Love makes people do stupid things. Some audience members might consider leaving one abusive husband to crawl back to a different one pretty dumb. But Karen Trumbo sells Emma as a woman who is suffering vicariously through her son's daddy issues. With frank tenderness, she makes Ulysses a sandwich and also insults him for morphing into an oafish pariah. Though Bruce Burkhartsmeier's Ulysses is difficult to forgive at times, the actor himself is nearly faultless. His chemistry with Trumbo is so apparent through dialogue alone that the audience doesn't even need, or want, a kiss. And they won't get one.
It is clear that Emma loves Ulysses, but reuniting is not easy. Many of us say that we never want to see a former lover again (or God help us, we'll…). In reality, we probably have a deep desire to rehash and dissect our separation over a La Croix. Annapurna is largely a cathartic experience. The theater toyed with giving away tickets, free drinks and even a hotel stay to attendees who brought their ex to the show, but decided against that idea.

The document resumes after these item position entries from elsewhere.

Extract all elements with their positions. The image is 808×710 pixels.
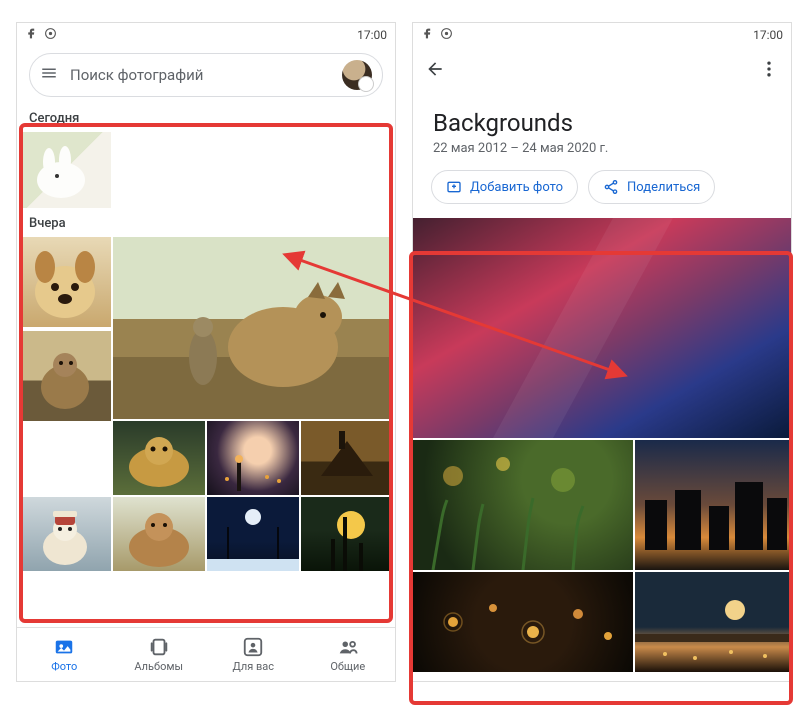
photo-thumb[interactable] (19, 497, 111, 571)
avatar[interactable] (342, 60, 372, 90)
share-label: Поделиться (627, 180, 700, 195)
album-date-range: 22 мая 2012 – 24 мая 2020 г. (413, 141, 791, 170)
photo-thumb[interactable] (113, 237, 393, 419)
clock-text: 17:00 (357, 28, 387, 42)
status-bar: 17:00 (413, 23, 791, 47)
add-photo-button[interactable]: Добавить фото (431, 170, 578, 204)
photo-thumb[interactable] (207, 421, 299, 495)
chrome-icon (440, 27, 453, 43)
tab-label: Общие (330, 660, 365, 673)
album-grid[interactable] (413, 218, 791, 672)
photos-scroll[interactable]: Сегодня Вчера (17, 103, 395, 647)
photo-thumb[interactable] (635, 440, 791, 570)
album-title: Backgrounds (413, 95, 791, 141)
tab-label: Альбомы (134, 660, 183, 673)
tab-for-you[interactable]: Для вас (206, 628, 301, 681)
photo-thumb[interactable] (113, 497, 205, 571)
photo-thumb[interactable] (635, 572, 791, 672)
menu-icon[interactable] (40, 64, 58, 86)
tab-label: Для вас (232, 660, 274, 673)
facebook-icon (421, 27, 434, 43)
search-bar[interactable]: Поиск фотографий (29, 53, 383, 97)
search-placeholder: Поиск фотографий (70, 66, 330, 84)
photo-thumb[interactable] (19, 132, 111, 208)
back-icon[interactable] (425, 59, 445, 83)
facebook-icon (25, 27, 38, 43)
phone-screen-album: 17:00 Backgrounds 22 мая 2012 – 24 мая 2… (412, 22, 792, 682)
tab-photos[interactable]: Фото (17, 628, 112, 681)
phone-screen-photos: 17:00 Поиск фотографий Сегодня Вчера (16, 22, 396, 682)
photo-thumb[interactable] (113, 421, 205, 495)
section-label-today: Сегодня (17, 103, 395, 132)
share-button[interactable]: Поделиться (588, 170, 715, 204)
share-icon (603, 179, 619, 195)
album-actions: Добавить фото Поделиться (413, 170, 791, 218)
tab-label: Фото (51, 660, 77, 673)
status-bar: 17:00 (17, 23, 395, 47)
more-icon[interactable] (759, 59, 779, 83)
tab-albums[interactable]: Альбомы (112, 628, 207, 681)
add-photo-label: Добавить фото (470, 180, 563, 195)
photo-thumb[interactable] (301, 421, 393, 495)
photo-thumb[interactable] (413, 572, 633, 672)
photo-thumb[interactable] (207, 497, 299, 571)
tab-shared[interactable]: Общие (301, 628, 396, 681)
photo-thumb[interactable] (19, 237, 111, 327)
bottom-nav: Фото Альбомы Для вас Общие (17, 627, 395, 681)
section-label-yesterday: Вчера (17, 208, 395, 237)
add-photo-icon (446, 179, 462, 195)
photo-thumb[interactable] (301, 497, 393, 571)
clock-text: 17:00 (753, 28, 783, 42)
chrome-icon (44, 27, 57, 43)
photo-thumb[interactable] (413, 218, 791, 438)
album-topbar (413, 47, 791, 95)
photo-thumb[interactable] (413, 440, 633, 570)
photo-thumb[interactable] (19, 331, 111, 421)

For Ulysses and Emma, their reunion seems complicated, but the play's solution is not. As Annapurna makes us question what is more sacred—motherly instinct or true love—the play reminds us that forgiveness is just as important as anger. All of the feelings, good and bad, grow out of love. That is what makes the pain so great to begin with.
See it: Annapurna is at Imago Theater, 17 SE 8th Ave., 503-235-1101. 7:30 pm Thursday-Saturday and 2 pm Sunday, Aug. 5-27. $25-42.50.